Altre problematiche complicate? – “Dopo la fine della mezzadria, alcune aziende agricole furono gestite dai contoterzisti che disponevano delle idonee attrezzature meccaniche. Costoro si sono dedicati a colture estensive che richiedevano meno manodopera, impoverendo e depauperando il suolo fertile. Non applicavano la rotazione agraria e ciò ha portato alla desertificazione della flora batterica nel suolo agrario. Nelle Marche c’è stato solo un parziale un ricambio generazionale; spesso gli agricoltori hanno svenduto i loro prodotti, senza aspettare con pazienza di ricavare prezzi migliori. Altra causa della crisi agricola regionale sono gli attacchi massicci sia animali che vegetali alle piante e, per scarsa preparazione, non è stato possibile intervenire tempestivamente. Due esempi di queste crisi improvvise e inaspettate sono le invasioni delle cavallette dei frutteti (Calliptamus italicus) nell’estate 2023 e della mosca asiatica (mosca orientale della frutta Bactrocera dorsalis) nella stagione calda successiva. Nonché i danni della siccità, causati da quelli che oggi chiamiamo cambiamenti climatici. Gli agricoltori avevano necessità di una maggiore assistenza tecnica divulgativa e informativa, ma dove ce n’era più bisogno, nelle zone disagiate di alta collina e montagna, venne a mancare, a partire dal 1995, per la chiusura di molti uffici agricoli periferici.
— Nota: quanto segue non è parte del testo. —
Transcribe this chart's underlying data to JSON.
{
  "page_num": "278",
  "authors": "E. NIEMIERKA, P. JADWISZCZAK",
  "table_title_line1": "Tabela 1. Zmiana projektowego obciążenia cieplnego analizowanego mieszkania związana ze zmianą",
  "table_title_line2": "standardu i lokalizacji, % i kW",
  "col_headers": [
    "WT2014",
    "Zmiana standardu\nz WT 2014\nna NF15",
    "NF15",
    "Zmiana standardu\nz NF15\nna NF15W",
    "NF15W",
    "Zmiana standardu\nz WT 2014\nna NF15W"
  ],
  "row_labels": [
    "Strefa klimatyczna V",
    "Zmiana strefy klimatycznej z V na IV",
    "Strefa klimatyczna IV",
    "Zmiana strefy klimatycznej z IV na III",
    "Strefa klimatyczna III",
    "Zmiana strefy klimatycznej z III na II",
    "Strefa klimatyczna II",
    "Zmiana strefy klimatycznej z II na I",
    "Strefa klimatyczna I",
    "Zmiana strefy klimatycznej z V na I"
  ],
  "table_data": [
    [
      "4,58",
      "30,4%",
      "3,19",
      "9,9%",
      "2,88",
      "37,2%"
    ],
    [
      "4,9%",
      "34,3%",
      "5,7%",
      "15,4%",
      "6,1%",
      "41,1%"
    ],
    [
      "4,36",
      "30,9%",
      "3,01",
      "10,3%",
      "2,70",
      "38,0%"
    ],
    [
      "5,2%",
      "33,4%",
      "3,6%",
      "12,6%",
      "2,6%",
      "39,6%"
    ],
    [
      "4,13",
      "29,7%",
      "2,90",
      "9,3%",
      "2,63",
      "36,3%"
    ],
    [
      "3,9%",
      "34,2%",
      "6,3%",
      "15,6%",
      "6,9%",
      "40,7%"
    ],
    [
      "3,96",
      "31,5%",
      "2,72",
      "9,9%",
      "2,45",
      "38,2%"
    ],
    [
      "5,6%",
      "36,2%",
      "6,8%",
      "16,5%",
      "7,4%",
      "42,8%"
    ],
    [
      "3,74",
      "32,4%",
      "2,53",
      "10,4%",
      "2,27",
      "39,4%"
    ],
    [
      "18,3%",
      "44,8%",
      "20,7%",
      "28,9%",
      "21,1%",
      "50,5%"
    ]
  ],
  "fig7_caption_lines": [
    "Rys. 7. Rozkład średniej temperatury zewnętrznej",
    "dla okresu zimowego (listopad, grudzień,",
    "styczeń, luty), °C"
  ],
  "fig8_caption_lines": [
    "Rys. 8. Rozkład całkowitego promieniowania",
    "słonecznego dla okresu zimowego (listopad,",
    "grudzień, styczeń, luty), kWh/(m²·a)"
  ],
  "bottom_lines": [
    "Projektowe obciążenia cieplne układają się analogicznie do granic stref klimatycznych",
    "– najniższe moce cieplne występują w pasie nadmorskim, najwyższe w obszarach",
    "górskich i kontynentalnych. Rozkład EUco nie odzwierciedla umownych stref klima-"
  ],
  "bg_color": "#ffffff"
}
Le varie crisi sono state aggravate anche dalle importazioni di prodotti a basso costo provenienti da nazioni dove era (ed è) ancora possibile usare alcuni antiparassitari, anticrittogamici e diserbanti proibiti in Italia, e anche dall’importazione di grano dai Paesi dell’est Europa. È necessario un maggiore e capillare controllo delle produzioni agricole che vengono importate da fuori dell’Unione Europea. Potrebbero passare prodotti agricoli non del tutto in regola dal punto di vista sanitario”.